The regulation consists of three articles and an annex. Article 1 specifies the amendments to IFRS 9 and IFRS 7 as set out in the annex. Article 2 states that companies must apply these amendments no later than the start of their first financial year beginning on or after January 1, 2026. Article 3 indicates that the regulation will come into force twenty days after its publication in the Official Journal of the European Union.
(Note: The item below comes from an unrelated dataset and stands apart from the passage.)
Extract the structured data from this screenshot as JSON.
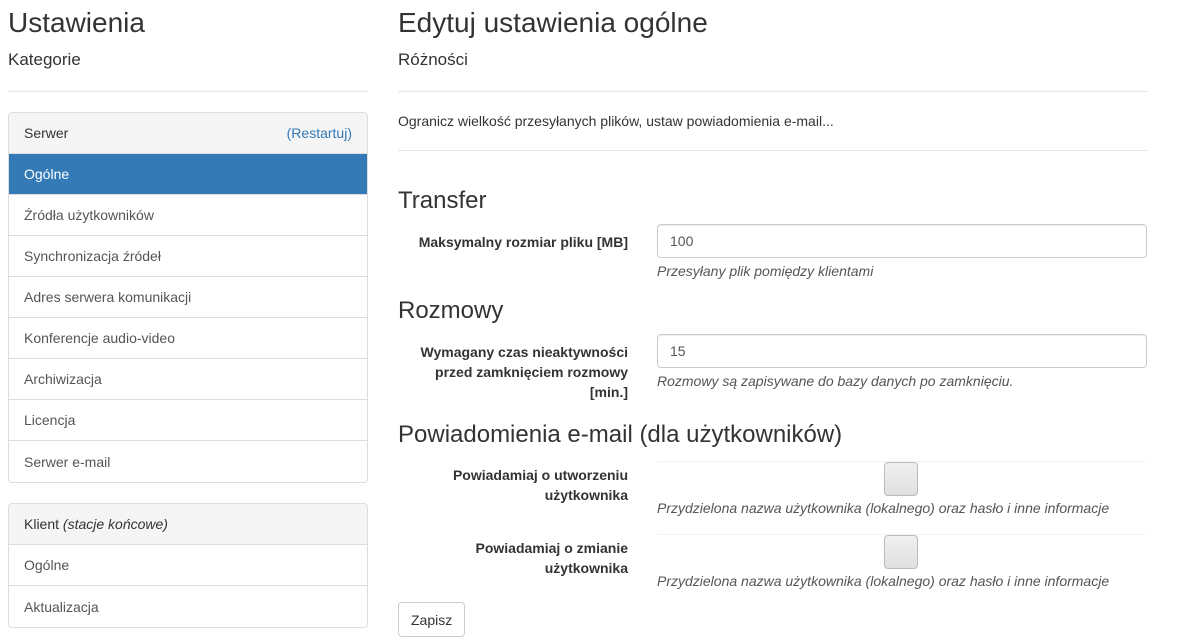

The annex provides detailed amendments to IFRS 9 and IFRS 7, including additions and modifications to paragraphs and application guidance.
The most important provisions for practical use include the clarification on classifying financial assets with ESG features, the allowance for derecognizing financial liabilities settled through electronic payment systems before the settlement date under specific conditions, and the new disclosure requirements for financial instruments with contingent features and investments in equity instruments measured at FVOCI. These changes affect how companies classify and report certain financial instruments, particularly those with ESG-related components, and aim to provide more transparent information to investors.
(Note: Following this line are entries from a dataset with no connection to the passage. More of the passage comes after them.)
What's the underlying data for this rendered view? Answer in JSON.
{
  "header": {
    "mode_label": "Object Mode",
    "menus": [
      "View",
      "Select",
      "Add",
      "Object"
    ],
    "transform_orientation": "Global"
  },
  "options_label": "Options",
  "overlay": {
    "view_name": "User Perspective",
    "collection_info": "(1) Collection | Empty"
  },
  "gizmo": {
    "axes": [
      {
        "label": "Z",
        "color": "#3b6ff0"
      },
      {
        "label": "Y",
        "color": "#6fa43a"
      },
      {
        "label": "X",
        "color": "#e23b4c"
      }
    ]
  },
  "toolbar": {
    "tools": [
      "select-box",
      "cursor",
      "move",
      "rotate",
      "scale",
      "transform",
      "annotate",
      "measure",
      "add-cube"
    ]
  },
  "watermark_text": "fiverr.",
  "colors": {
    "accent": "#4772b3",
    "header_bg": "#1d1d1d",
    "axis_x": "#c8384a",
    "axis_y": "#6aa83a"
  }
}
Commission Regulation (EU) 2025/1108 of 23 May 2025 amending Council Regulation (EC) No 2368/2002 implementing the Kimberley Process certification scheme for the international trade in rough diamonds
This Commission Regulation (EU) 2025/1108 amends Council Regulation (EC) No 2368/2002, which implements the Kimberley Process certification scheme for the international trade in rough diamonds. The key change involves updating the list of participants in the Kimberley Process (KP) certification scheme and their respective competent authorities. This update reflects the addition of Uzbekistan to the list of participants, as approved by the Kimberley Process Plenary in November 2024.
The regulation consists of two articles and an annex. Article 1 stipulates that Annex II to Regulation (EC) No 2368/2002 is replaced by the text set out in the Annex to this regulation. Article 2 indicates that the regulation will enter into force twenty days after its publication in the Official Journal of the European Union. The Annex provides an updated list of participants in the Kimberley Process certification scheme, including their competent authorities. The main change is the addition of Uzbekistan, with its corresponding Ministry of Investment, Industry and Trade of the Republic of Uzbekistan as the competent authority.
The most important provision of this act is the updated list of participants in Annex II, as it directly affects who is recognized under the Kimberley Process certification scheme. Businesses and individuals involved in the international trade of rough diamonds need to be aware of this updated list to ensure compliance with the Kimberley Process requirements.